I have a friend that is in a crisis - a crisis that was avoidable at many turns. I tried so hard, gave her all sorts of excellent (and easy to apply) advice but her emotions kept dragging her backwards. Even now, she won't acknowledge that it was her choices that helped create the crisis, that the law of probability showed under no certain terms this is how it would turn out and I'm not sure my friend will make it through the year without some other sort of intervention, the kind I'm not familiar with. And I can say she did this wrong or that wrong but I've done things wrong too - and I've also felt the pang of wanting to throw myself off a bridge or into traffic but I haven't and time continues to slide on by... Winter feels so long sometimes and really, it hasn't even begun.

Claudia Corson said...

I'm always reading your blogs, in fact, you don't post enough of them. Congratulations, poppa!

Monique said...

Ben, your blogs are like medicine to me and come at the right time. I was also an ant for a long time and spent a lot of time at home stoned, up in smoke. Now i am growing, developing and alive! Thanks for being so confronting and clear, it's so simple. Also your blog about healing and freeze, fight of flight has opened my eyes...now i can pass it on in my work as a masseuse, an ayurvedic masseuse en that's no lie, also i am giving massages to cancerpatients and consider myself a healer more and more.
With love and gratefullness, Monique from Holland

Unknown said...

Anonymous - your essence is pure, perfect, divine consciousness. That is what you are. Beautiful, magnificent, unique! Everything else is just an idea and an illusion. You must focus on yourself (healing yourself is the most selfless act you can do), and forget about trying to help your friend.

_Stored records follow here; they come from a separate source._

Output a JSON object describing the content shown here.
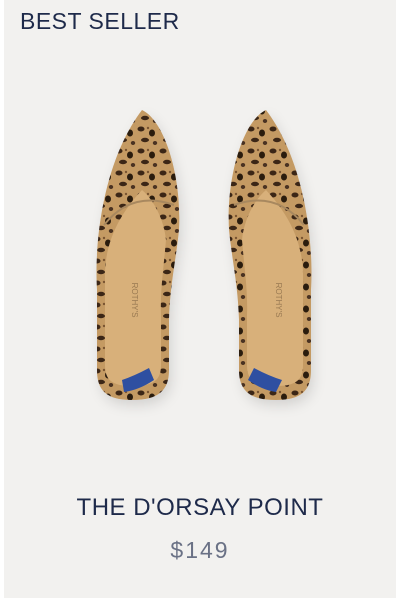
{
  "product": {
    "badge": "BEST SELLER",
    "name": "THE D'ORSAY POINT",
    "price": "$149",
    "brand_mark": "ROTHY'S",
    "colors": {
      "background": "#f2f1ef",
      "title_text": "#1e2a4a",
      "price_text": "#6a7185",
      "leopard_base": "#c49a63",
      "insole": "#d8b07a",
      "heel_tab": "#2d4fa1"
    }
  }
}
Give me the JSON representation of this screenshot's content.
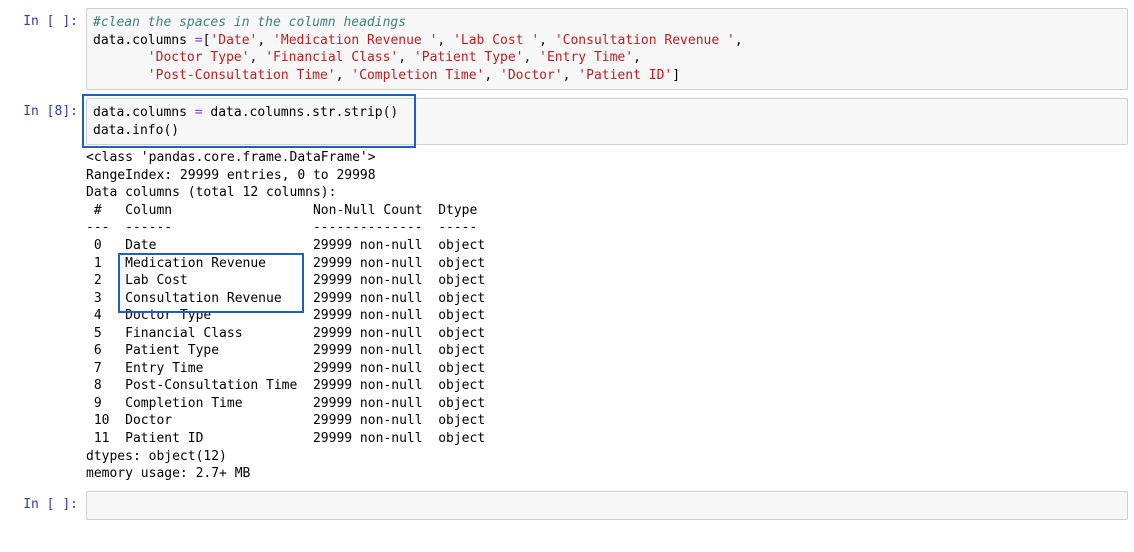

You *cannot* help someone that does not want to be helped. You cannot make someone change.

Claudia - Thank you! I will be writing more soon I hope... I have an assistant now :)

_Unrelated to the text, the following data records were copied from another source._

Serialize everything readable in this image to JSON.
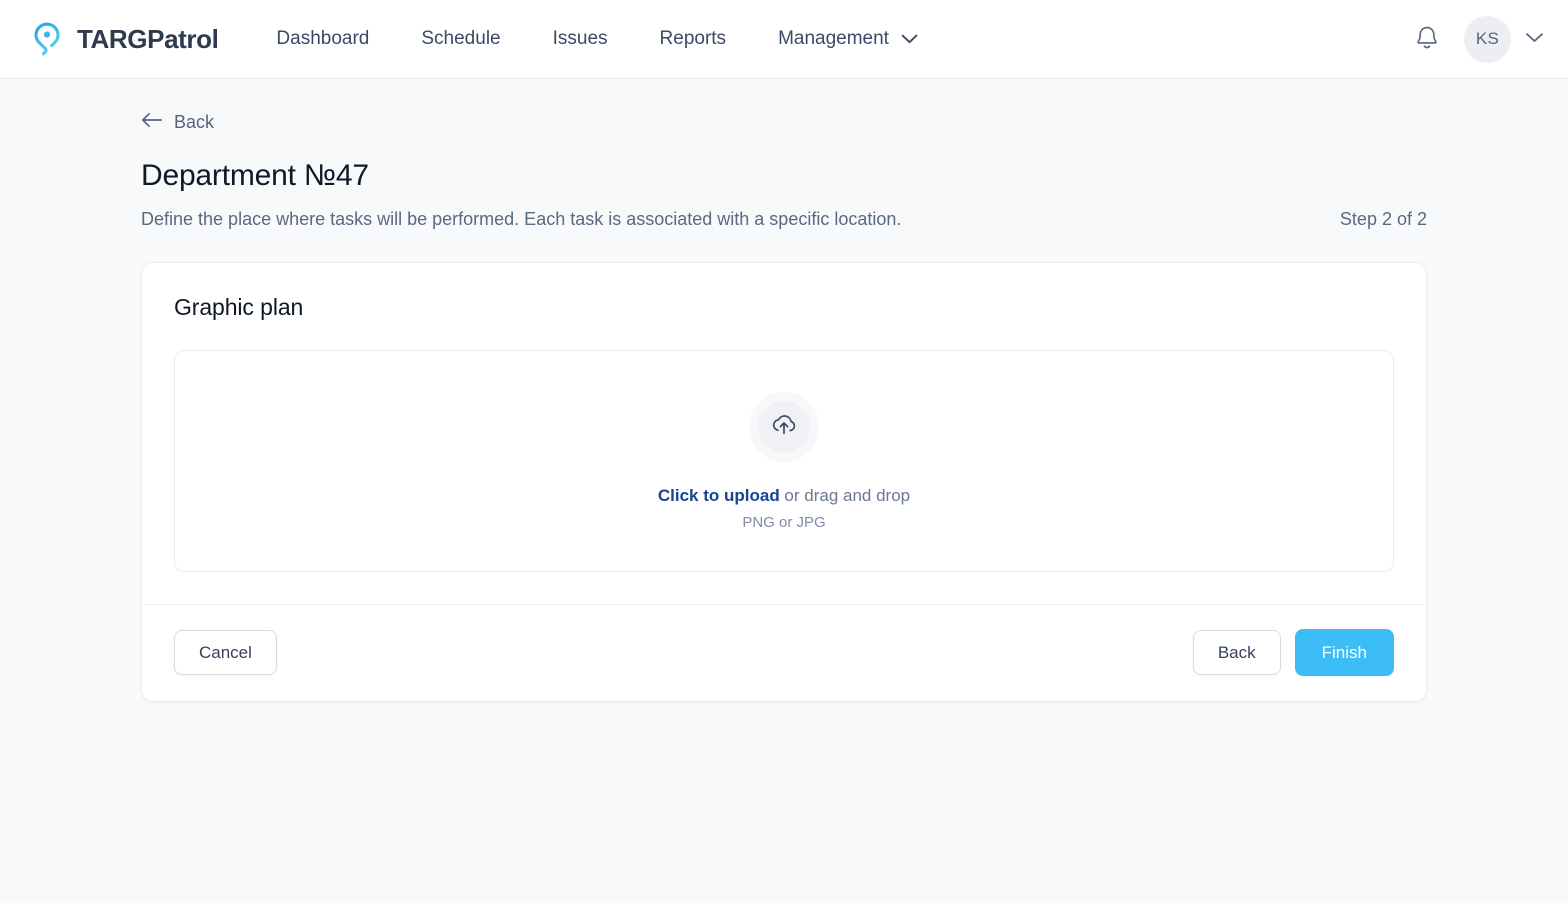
{
  "nav": {
    "brand": {
      "name": "TARGPatrol",
      "logo_icon": "location-pin-icon",
      "logo_colors": {
        "dark": "#1ea7e0",
        "light": "#5ed0ef"
      }
    },
    "links": [
      {
        "label": "Dashboard",
        "name": "nav-link-dashboard",
        "caret": false
      },
      {
        "label": "Schedule",
        "name": "nav-link-schedule",
        "caret": false
      },
      {
        "label": "Issues",
        "name": "nav-link-issues",
        "caret": false
      },
      {
        "label": "Reports",
        "name": "nav-link-reports",
        "caret": false
      },
      {
        "label": "Management",
        "name": "nav-link-management",
        "caret": true
      }
    ],
    "notifications_icon": "bell-icon",
    "avatar_initials": "KS",
    "avatar_caret_icon": "chevron-down-icon"
  },
  "page": {
    "back_label": "Back",
    "back_icon": "arrow-left-icon",
    "title": "Department №47",
    "subtitle": "Define the place where tasks will be performed. Each task is associated with a specific location.",
    "step": "Step 2 of 2"
  },
  "card": {
    "heading": "Graphic plan",
    "dropzone": {
      "icon": "cloud-upload-icon",
      "action_text": "Click to upload",
      "rest_text": " or drag and drop",
      "hint": "PNG or JPG"
    },
    "footer": {
      "cancel_label": "Cancel",
      "back_label": "Back",
      "finish_label": "Finish",
      "primary_color": "#3cbdf5"
    }
  }
}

Monique - that's wonderful. The more you heal yourself the more you can heal others. The higher our own consciousness is, the greater our capacity to help others, and the more people we can reach. Keep up the good work, and thank you for your beautiful words here.

With love to you all!
Ben

Anonymous said...

bro, you know you can't be addicted to video games. You sound ignorant saying that because there are people in this world who really are struggling with addiction.

Unknown said...

Anonymous, google 'video game addiction' and see what you find.

Anonymous said...

I appreciate the simplicity and realism in your account of addiction. It's very real.